The co-founder of the revered Portland, Oregon-based Wieden+Kennedy, still one of the hottest ad agencies on the planet, delivered a wake-up call on Thursday at a sellout lunch in Sydney: he says the money grab by startups in advertising and tech is destroying the quality and effectiveness of advertising work and the industry has to break its legacy with traditional media and communications. Not abandon it, he says, but broaden. Fast.
And so fierce is Wieden and his 12 partners about their agency remaining independent from the big five multinational communications conglomerates that they have rolled their shareholding into a trust which blocks any future acquisition, in perpetuity.
“We'll die before we sell,” he told the room at the CommsCouncil leadership forum lunch today (19 March).
“It's fucking hard to keep a creative organisation creative … What we need to be is a creative organisation – we don't need to become a financial origination. Because if your first, most import thing is money – then you'll run a typical business based income numbers that come into the shop. If you’re actually a creative organisation you’re going to judge the creative that is being put out. We voted to become a creative organisation not a financial organisation. Money serves creative rather than creativity serving money.”
Speaking to AdNews ahead of the event, Wieden said: “At our place it’s not about the money, it’s about the work, it’s about the culture” said the 70 year-old advertising legend. “We make fine money, we are very happy but there is something that just eats me when young agencies decide to sell out for the money and then a handful of people walk off with a ton of cash. The culture of those agencies are very often destroyed. It’s something I wouldn’t want to be a part of.”
Wieden is in Sydney this week as Chairman of Judges for the creative industry’s AWARD awards program - a coup which took two years after Communications Council chairman and Droga5 CEO Sudeep Gohil - a former W+K staffer - invited Mr Wieden.
Wieden says much of adland is struggling to reinvent itself to embrace the new digital environment.

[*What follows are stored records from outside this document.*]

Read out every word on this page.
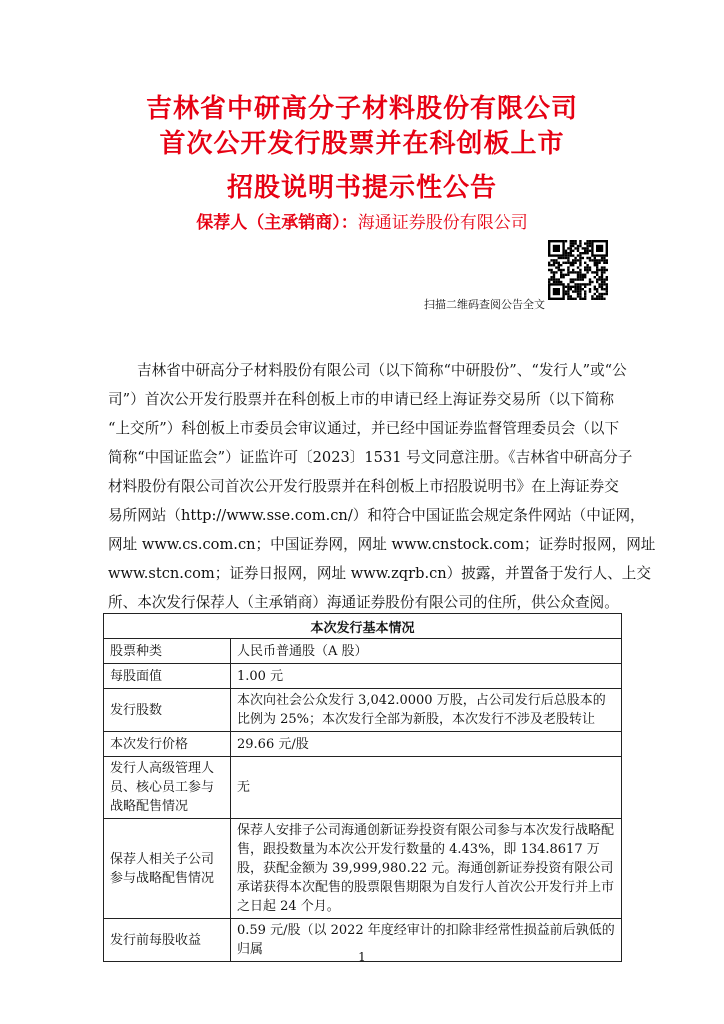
吉林省中研高分子材料股份有限公司
首次公开发行股票并在科创板上市
招股说明书提示性公告
保荐人（主承销商）：海通证券股份有限公司
扫描二维码查阅公告全文
吉林省中研高分子材料股份有限公司（以下简称“中研股份”、“发行人”或“公
司”）首次公开发行股票并在科创板上市的申请已经上海证券交易所（以下简称
“上交所”）科创板上市委员会审议通过，并已经中国证券监督管理委员会（以下
简称“中国证监会”）证监许可〔2023〕1531 号文同意注册。《吉林省中研高分子
材料股份有限公司首次公开发行股票并在科创板上市招股说明书》在上海证券交
易所网站（http://www.sse.com.cn/）和符合中国证监会规定条件网站（中证网，
网址 www.cs.com.cn；中国证券网，网址 www.cnstock.com；证券时报网，网址
www.stcn.com；证券日报网，网址 www.zqrb.cn）披露，并置备于发行人、上交
所、本次发行保荐人（主承销商）海通证券股份有限公司的住所，供公众查阅。
本次发行基本情况	
股票种类	人民币普通股（A 股）
每股面值	1.00 元
发行股数	本次向社会公众发行 3,042.0000 万股，占公司发行后总股本的比例为 25%；本次发行全部为新股，本次发行不涉及老股转让
本次发行价格	29.66 元/股
发行人高级管理人员、核心员工参与战略配售情况	无
保荐人相关子公司参与战略配售情况	保荐人安排子公司海通创新证券投资有限公司参与本次发行战略配售，跟投数量为本次公开发行数量的 4.43%，即 134.8617 万股，获配金额为 39,999,980.22 元。海通创新证券投资有限公司承诺获得本次配售的股票限售期限为自发行人首次公开发行并上市之日起 24 个月。
发行前每股收益	0.59 元/股（以 2022 年度经审计的扣除非经常性损益前后孰低的归属	1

“It’s a really interesting time and I think there is a huge anxiety that runs through traditional advertising agencies, and clients for that matter, with the opening of the digital world. It offers so many new ways of attacking issues and creating relationships with consumers but it is very new to the advertising business. I know we have struggled quite a bit there. In the beginning when we were hiring digital people left, right and centre, we didn’t really know what to do with them. They loved the culture but left.
“It’s a bit early yet to tell the press what is exactly happening but we’ve got some amazing things coming up so we’re feeling a lot more positive.”
That’s a pretty big call for a man renowned for his understated style but he puts the trigger for a digital savvy W+K down to Colleen DeCourcy, a digital executive the agency hired two years ago to help turn the hot ad shop into a hot digital and advertising shop.
Wieden warns the stonethrowers that ad agencies are not dead if they can adapt properly to the proliferation of digital channels. Data is important, channels are important but more than ever they demand creative people who can create content that is deeply provocative and engaging, he says.
“The art of story telling goes so deep and it’s so important in creating relationships it is never going to go away,” he says. “People still buy novels. To say some of the traditional approaches to creating relationships are over is just completely stupid. The stories just have to carry across different channels. I wouldn’t speak for other people but for us what is important is to do whatever we have to to create powerful and provocative relationships between good companies and their customers. That’s the flag we fly under.”
A version of this story first appeared in the 20 March print edition of AdNews.